Saturday, March 20, 2010

Firenze......we're back

Sorry it has been 5 months. For those of you left, we just ran out of energy, places to go, went home for the holidays for 4 weeks (Marc) and 6 weeks (Therese) and with winter set in.....just sort of got in a funk and didn't get to the effort of doing this blog.

But we just got back from a near-perfect week in Florence, Italy and thought we would share that with you.

About a month or so ago, we were on a business trip together to northern Milano and stayed in our favorite spot, Lago Maggiore. While there we were in the process of planning our trip to Florence and were debating whether to splurge on a nice hotel or go on the cheap. Well two nights on a hard bed convinced us both that a week of the same would be torture, so we decided to stay at the Westin Excelsior and sleep in the famous "heavenly bed." (We have one at home in Phoenix!)

Beautiful old hotel, perfectly located on the river Arno and a great staff, great bar, and ambience. We were also debating whether to drive or take the train. Ultimately we decided on the train (I love them - takes all the hassle out of travel: no airports, security, thinking about where you are, the whole thing). The high speed train to Milano was just over 2 hours and the connection from Milano to Florence about 2 so we got there at a very reasonable time on Monday, found our way from the train station to the hotel (by way of just one of many beautiful churches in Florence) and a bonus - we found the Fiddler's Elbow Irish Pub on the way (somewhere to spend St. Patty's day!).
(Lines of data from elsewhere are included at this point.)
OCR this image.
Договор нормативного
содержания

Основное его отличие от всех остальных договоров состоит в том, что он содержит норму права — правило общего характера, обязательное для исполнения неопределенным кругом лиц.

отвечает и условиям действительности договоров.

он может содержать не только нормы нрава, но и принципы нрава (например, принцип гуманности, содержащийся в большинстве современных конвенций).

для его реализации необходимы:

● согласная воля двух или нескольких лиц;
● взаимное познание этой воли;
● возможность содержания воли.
So we unloaded, freshened up and headed out into town. First we went to the Central Mercato (which was closed all week) and stopped by a cute Trattoria named Za Za (Megan, Kelly and Therese had been before). Then went to the Santa Maria Novella church (and museum) and back to the hotel for a before dinner cocktail. Our dinner reservations were made by a business associate at a beautiful Florentine restaurant named Giovanni's where we had the most exquisite Bisteca Fiorentina.....the best steak ever. Cooked on the rare side cut into 1/2 inch slices about 2 inches wide and a dash of olive oil and thyme. Had this last time I was here and it literally can be cut with a fork and melts in your mouth.

Florence is about a couple of things: Great food, good wine, great art and good-looking people. Fashion is a must here. Not to go into history but the Medici family united all of Tuscany and were so powerful and strong they basically did what they wanted even if it was agains the church. This family believed in flaunting what they had as a show of their power and influence. That colors the culture here even now. And for the record, they started the Rennaissance by commissioning the greatest works of art in modern history (the antiquities of Rome and Greece not to be forgotten).

Day 2: The Uffizi Museum. First of all one of the most important museums in Europe (the world for that matter). We had the most enthusiastic and knowledgable guides who really knew and loved her art. I learned more in 3 hours than I could have in semesters of studying. Don't know really how to describe what we saw. Works by Da Vinci, Michelangelo, Donatello, Giotto, Botticelli. To think that the greatest artist in history all worked in one place (virtually) at the same time is really amazing.

After the Uffizi another fabulous lunch at the Frescobaldi restaurant (owned by a long-time vintner of Tuscan varietals). Had another great meal (there's a theme going here), met another nice couple on vacation and bought some new wines and olive oil. We had a bottle of wine, then some of a new late harvest wine that was perfect - not too sweet - with our creme brulee.

Then off to the hotel for a short break and across the Ponte Vecchio (old bridge) and across the Arno to the Pizzi plaza where Therese had us booked for a wine tasting. This was great fun. And I finally got some insights into the intricacies of the Italian varietals (or at least the Tuscans). I will give just a very basic primer. Tuscany is the home of several regional wines including the most famous of all, Chianti. Chianti, like all the other wines of the region are named for where they are grown, not the type of grape. And like most other Tuscan wines, the main grape is Sangiovese. Chianti gets a bad rap for it's "old school" image of a cheap table wine (it is a great inexpensive table wine by the way), but can also be very refined as is true of the other Tuscan regions: Montelcino, Montepulciano, Borghese among them. We tasted 9 different (you read this correctly) wines and I took notes on all of them. Had a great time with our host Eduardo and his brother Zeno. Eduardo went to culinary school in Florence and because he loved wines so much decided to open this wine shop. They serve great appetizers and are equally good company!